Beyond the first few days after a death, grievers must find a way to manage their emotions in the weeks and months that follow. Grieving parents never get to take time off and grieving students and employees are often back to their responsibilities within days to weeks after a loss. In order to manage responsibilities, be a functional family and/or society member and just generally get stuff done, it is often necessary to avoid certain grief reminders and triggers from time to time.
Lastly, as we discussed in our post on avoidance coping vs. grief relief, sometimes it’s just necessary to take a break from grief.

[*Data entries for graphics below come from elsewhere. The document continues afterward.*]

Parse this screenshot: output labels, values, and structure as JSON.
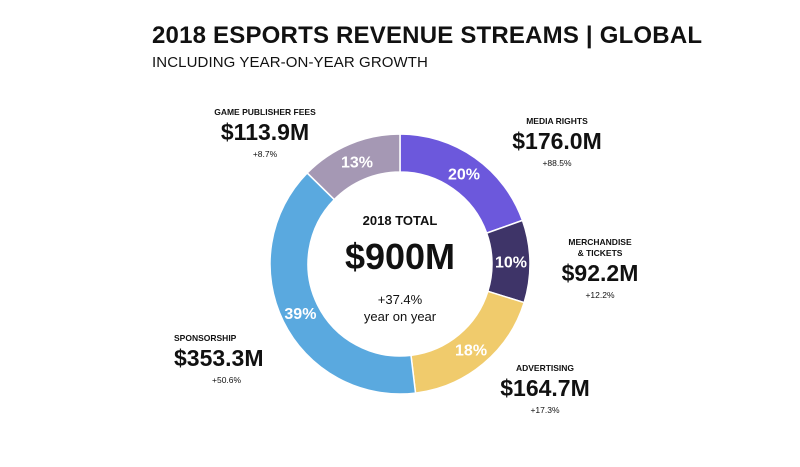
{
  "header": {
    "title": "2018 ESPORTS REVENUE STREAMS | GLOBAL",
    "subtitle": "INCLUDING YEAR-ON-YEAR GROWTH"
  },
  "center": {
    "label": "2018 TOTAL",
    "value": "$900M",
    "growth": "+37.4%",
    "growth_note": "year on year"
  },
  "chart_data": {
    "type": "pie",
    "donut": true,
    "title": "2018 ESPORTS REVENUE STREAMS | GLOBAL",
    "subtitle": "INCLUDING YEAR-ON-YEAR GROWTH",
    "total": 900,
    "total_label": "$900M",
    "total_growth": "+37.4%",
    "slices": [
      {
        "name": "MEDIA RIGHTS",
        "name_lines": [
          "MEDIA RIGHTS"
        ],
        "value": 176.0,
        "value_label": "$176.0M",
        "percent": 20,
        "percent_label": "20%",
        "growth": "+88.5%",
        "color": "#6c58dc"
      },
      {
        "name": "MERCHANDISE & TICKETS",
        "name_lines": [
          "MERCHANDISE",
          "& TICKETS"
        ],
        "value": 92.2,
        "value_label": "$92.2M",
        "percent": 10,
        "percent_label": "10%",
        "growth": "+12.2%",
        "color": "#3e3468"
      },
      {
        "name": "ADVERTISING",
        "name_lines": [
          "ADVERTISING"
        ],
        "value": 164.7,
        "value_label": "$164.7M",
        "percent": 18,
        "percent_label": "18%",
        "growth": "+17.3%",
        "color": "#f0cb6c"
      },
      {
        "name": "SPONSORSHIP",
        "name_lines": [
          "SPONSORSHIP"
        ],
        "value": 353.3,
        "value_label": "$353.3M",
        "percent": 39,
        "percent_label": "39%",
        "growth": "+50.6%",
        "color": "#5aa9df"
      },
      {
        "name": "GAME PUBLISHER FEES",
        "name_lines": [
          "GAME PUBLISHER FEES"
        ],
        "value": 113.9,
        "value_label": "$113.9M",
        "percent": 13,
        "percent_label": "13%",
        "growth": "+8.7%",
        "color": "#a598b4"
      }
    ]
  }
}
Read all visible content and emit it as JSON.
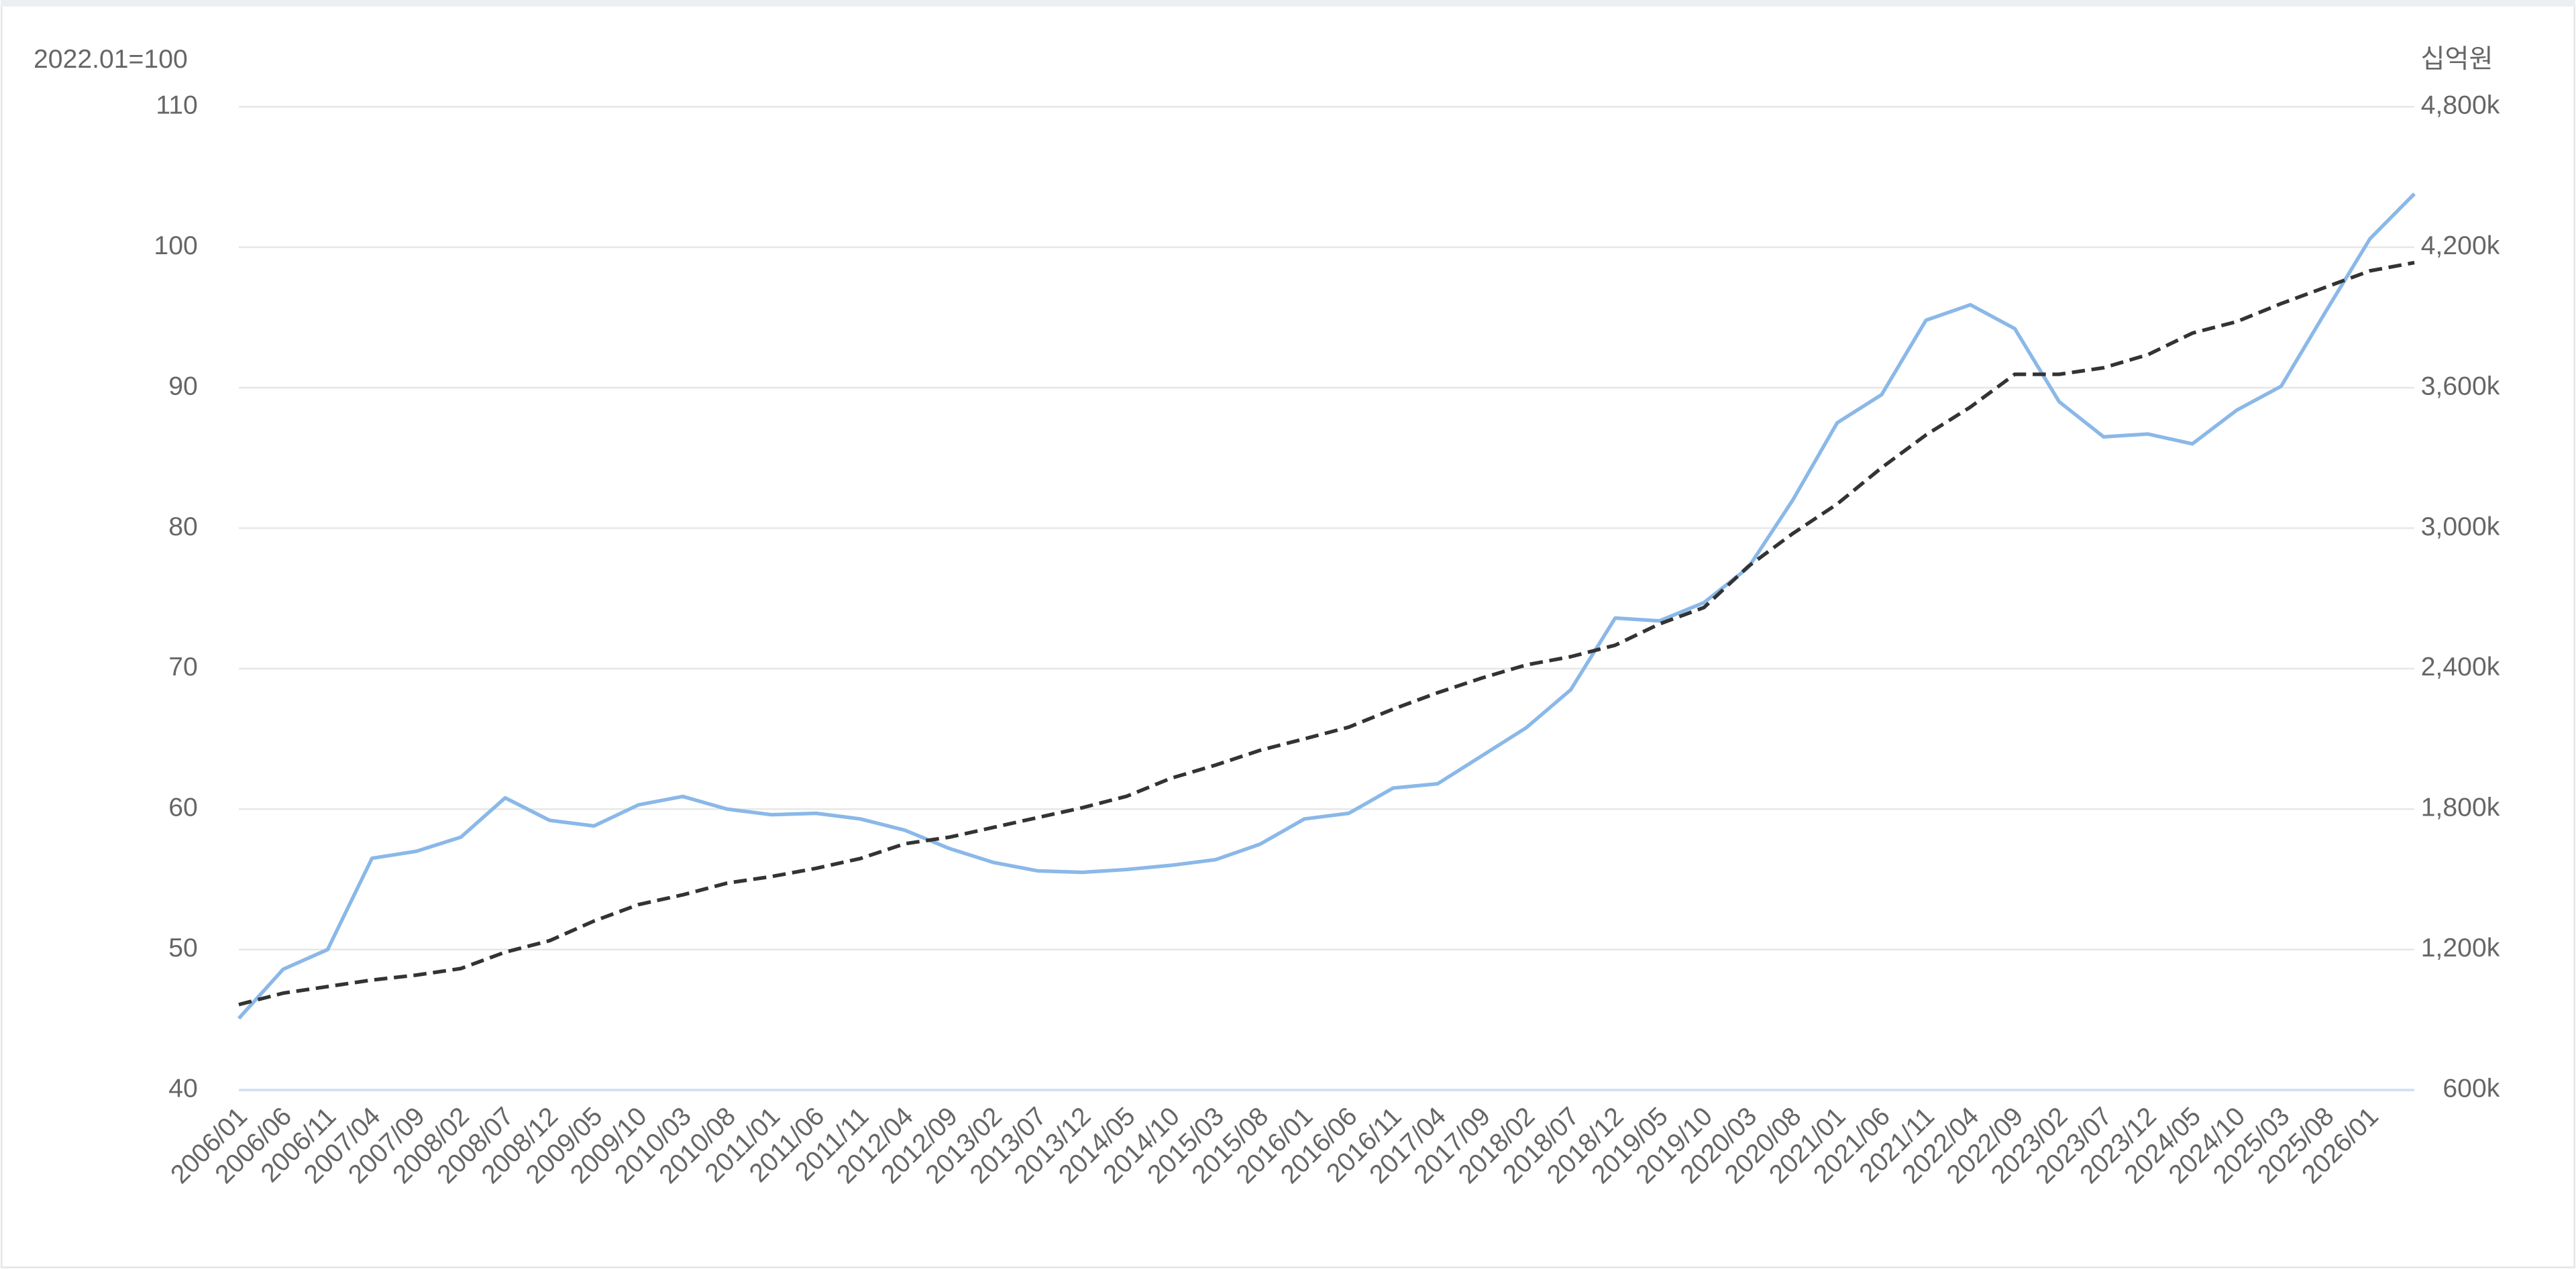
{
  "chart_data": {
    "type": "line",
    "y_axis_label": "2022.01=100",
    "y2_axis_label": "십억원",
    "categories": [
      "2006/01",
      "2006/06",
      "2006/11",
      "2007/04",
      "2007/09",
      "2008/02",
      "2008/07",
      "2008/12",
      "2009/05",
      "2009/10",
      "2010/03",
      "2010/08",
      "2011/01",
      "2011/06",
      "2011/11",
      "2012/04",
      "2012/09",
      "2013/02",
      "2013/07",
      "2013/12",
      "2014/05",
      "2014/10",
      "2015/03",
      "2015/08",
      "2016/01",
      "2016/06",
      "2016/11",
      "2017/04",
      "2017/09",
      "2018/02",
      "2018/07",
      "2018/12",
      "2019/05",
      "2019/10",
      "2020/03",
      "2020/08",
      "2021/01",
      "2021/06",
      "2021/11",
      "2022/04",
      "2022/09",
      "2023/02",
      "2023/07",
      "2023/12",
      "2024/05",
      "2024/10",
      "2025/03",
      "2025/08",
      "2026/01",
      null
    ],
    "series": [
      {
        "color": "#8ab8e8",
        "line_style": "solid",
        "axis": "y",
        "values": [
          45.1,
          48.6,
          50.0,
          56.5,
          57.0,
          58.0,
          60.8,
          59.2,
          58.8,
          60.3,
          60.9,
          60.0,
          59.6,
          59.7,
          59.3,
          58.5,
          57.2,
          56.2,
          55.6,
          55.5,
          55.7,
          56.0,
          56.4,
          57.5,
          59.3,
          59.7,
          61.5,
          61.8,
          63.8,
          65.8,
          68.5,
          73.6,
          73.4,
          74.7,
          77.2,
          82.0,
          87.5,
          89.5,
          94.8,
          95.9,
          94.2,
          89.0,
          86.5,
          86.7,
          86.0,
          88.4,
          90.1,
          95.4,
          100.6,
          103.8
        ]
      },
      {
        "color": "#333333",
        "line_style": "dashed",
        "axis": "y2",
        "values": [
          965,
          1014,
          1042,
          1070,
          1091,
          1119,
          1189,
          1238,
          1322,
          1392,
          1434,
          1484,
          1512,
          1547,
          1589,
          1652,
          1680,
          1722,
          1764,
          1806,
          1855,
          1932,
          1988,
          2051,
          2100,
          2150,
          2227,
          2297,
          2360,
          2416,
          2451,
          2500,
          2591,
          2661,
          2837,
          2977,
          3103,
          3258,
          3398,
          3517,
          3657,
          3657,
          3685,
          3741,
          3833,
          3882,
          3959,
          4029,
          4099,
          4134
        ]
      }
    ],
    "ylim": [
      40,
      110
    ],
    "yticks": [
      40,
      50,
      60,
      70,
      80,
      90,
      100,
      110
    ],
    "y2lim": [
      600,
      4800
    ],
    "y2ticks": [
      {
        "value": 600,
        "label": "600k"
      },
      {
        "value": 1200,
        "label": "1,200k"
      },
      {
        "value": 1800,
        "label": "1,800k"
      },
      {
        "value": 2400,
        "label": "2,400k"
      },
      {
        "value": 3000,
        "label": "3,000k"
      },
      {
        "value": 3600,
        "label": "3,600k"
      },
      {
        "value": 4200,
        "label": "4,200k"
      },
      {
        "value": 4800,
        "label": "4,800k"
      }
    ],
    "grid": true
  }
}
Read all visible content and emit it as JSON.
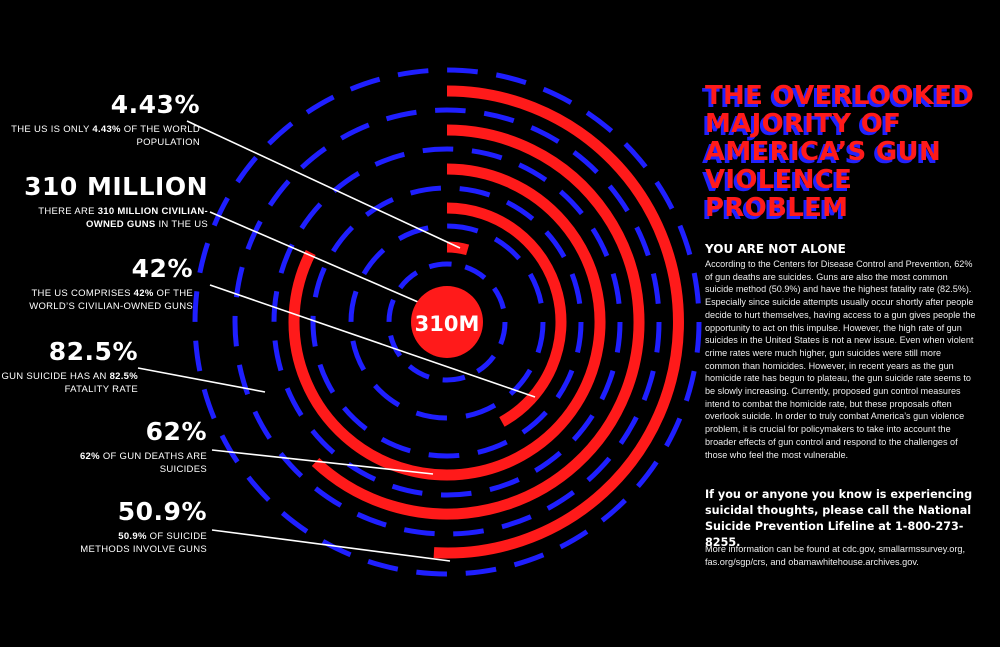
{
  "center_label": "310M",
  "stats": [
    {
      "value": "4.43%",
      "desc_pre": "THE US IS ONLY ",
      "desc_bold": "4.43%",
      "desc_post": " OF THE WORLD POPULATION"
    },
    {
      "value": "310 MILLION",
      "desc_pre": "THERE ARE ",
      "desc_bold": "310 MILLION CIVILIAN-OWNED GUNS",
      "desc_post": " IN THE US"
    },
    {
      "value": "42%",
      "desc_pre": "THE US COMPRISES ",
      "desc_bold": "42%",
      "desc_post": " OF THE WORLD’S CIVILIAN-OWNED GUNS"
    },
    {
      "value": "82.5%",
      "desc_pre": "GUN SUICIDE HAS AN ",
      "desc_bold": "82.5%",
      "desc_post": " FATALITY RATE"
    },
    {
      "value": "62%",
      "desc_pre": "",
      "desc_bold": "62%",
      "desc_post": " OF GUN DEATHS ARE SUICIDES"
    },
    {
      "value": "50.9%",
      "desc_pre": "",
      "desc_bold": "50.9%",
      "desc_post": " OF SUICIDE METHODS INVOLVE GUNS"
    }
  ],
  "title_lines": [
    "THE OVERLOOKED",
    "MAJORITY OF",
    "AMERICA’S GUN",
    "VIOLENCE PROBLEM"
  ],
  "section_heading": "YOU ARE NOT ALONE",
  "body": "According to the Centers for Disease Control and Prevention, 62% of gun deaths are suicides. Guns are also the most common suicide method (50.9%) and have the highest fatality rate (82.5%). Especially since suicide attempts usually occur shortly after people decide to hurt themselves, having access to a gun gives people the opportunity to act on this impulse. However, the high rate of gun suicides in the United States is not a new issue. Even when violent crime rates were much higher, gun suicides were still more common than homicides. However, in recent years as the gun homicide rate has begun to plateau, the gun suicide rate seems to be slowly increasing. Currently, proposed gun control measures intend to combat the homicide rate, but these proposals often overlook suicide. In order to truly combat America’s gun violence problem, it is crucial for policymakers to take into account the broader effects of gun control and respond to the challenges of those who feel the most vulnerable.",
  "help_text": "If you or anyone you know is experiencing suicidal thoughts, please call the National Suicide Prevention Lifeline at 1-800-273-8255.",
  "more_info": "More information can be found at cdc.gov, smallarmssurvey.org, fas.org/sgp/crs, and obamawhitehouse.archives.gov.",
  "rings": [
    {
      "label": "4.43%",
      "fraction": 0.0443
    },
    {
      "label": "42%",
      "fraction": 0.42
    },
    {
      "label": "82.5%",
      "fraction": 0.825
    },
    {
      "label": "62%",
      "fraction": 0.62
    },
    {
      "label": "50.9%",
      "fraction": 0.509
    }
  ],
  "colors": {
    "red": "#ff1a1a",
    "blue": "#1f1fff",
    "bg": "#000000",
    "text": "#ffffff"
  }
}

This is a major tenant of the Dual Process Model of grief which says that grievers must oscillate between confronting their loss (coping) and avoiding it (seeking respite).
When is avoidance maladaptive?
Although we’ve noted that avoidance can be useful, for many it can become a harmful cycle that persists to the detriment of personal healing. Many mistakenly think that if they make efforts to avoid their feelings for long enough these unpleasant emotions will be kept at bay or fade away, when in actuality deliberate attempts to suppress certain thoughts often make them more likely to surface.
While one is busy trying to avoid and control their grief, their world gets smaller and more complicated. Fear of grief related thoughts and emotions can start to limit the ways in which a griever is able to fill their roles as a spouse, parent, friend, employee and society member and impacts their overall ability to be the person they want to be.
A mother who’s no longer willing to sing to her child, a father who’s too afraid to teach his son to drive, a widow who’s afraid to fall in love again, a daughter living in a house full of her parent’s old relics, and a son hesitant to face sleep without the help of a bottle of wine – these grievers are stranded, abandoned, intoxicated, and absent and their inability to live in the present keeps them forever stuck in the past.
Avoiding seemingly painful stimuli might prove beneficial in the immediate, but it is a short-term solution. It’s like taking an aspirin to treat a broken arm; it may temporarily dull the sting, but if one doesn’t address the broken bone they will never be able to heal. In order to gain understanding, perspective and tolerance for the pain of grief, one needs to allow themselves to actually feel it, face it, and be present with it in the moment and in the future.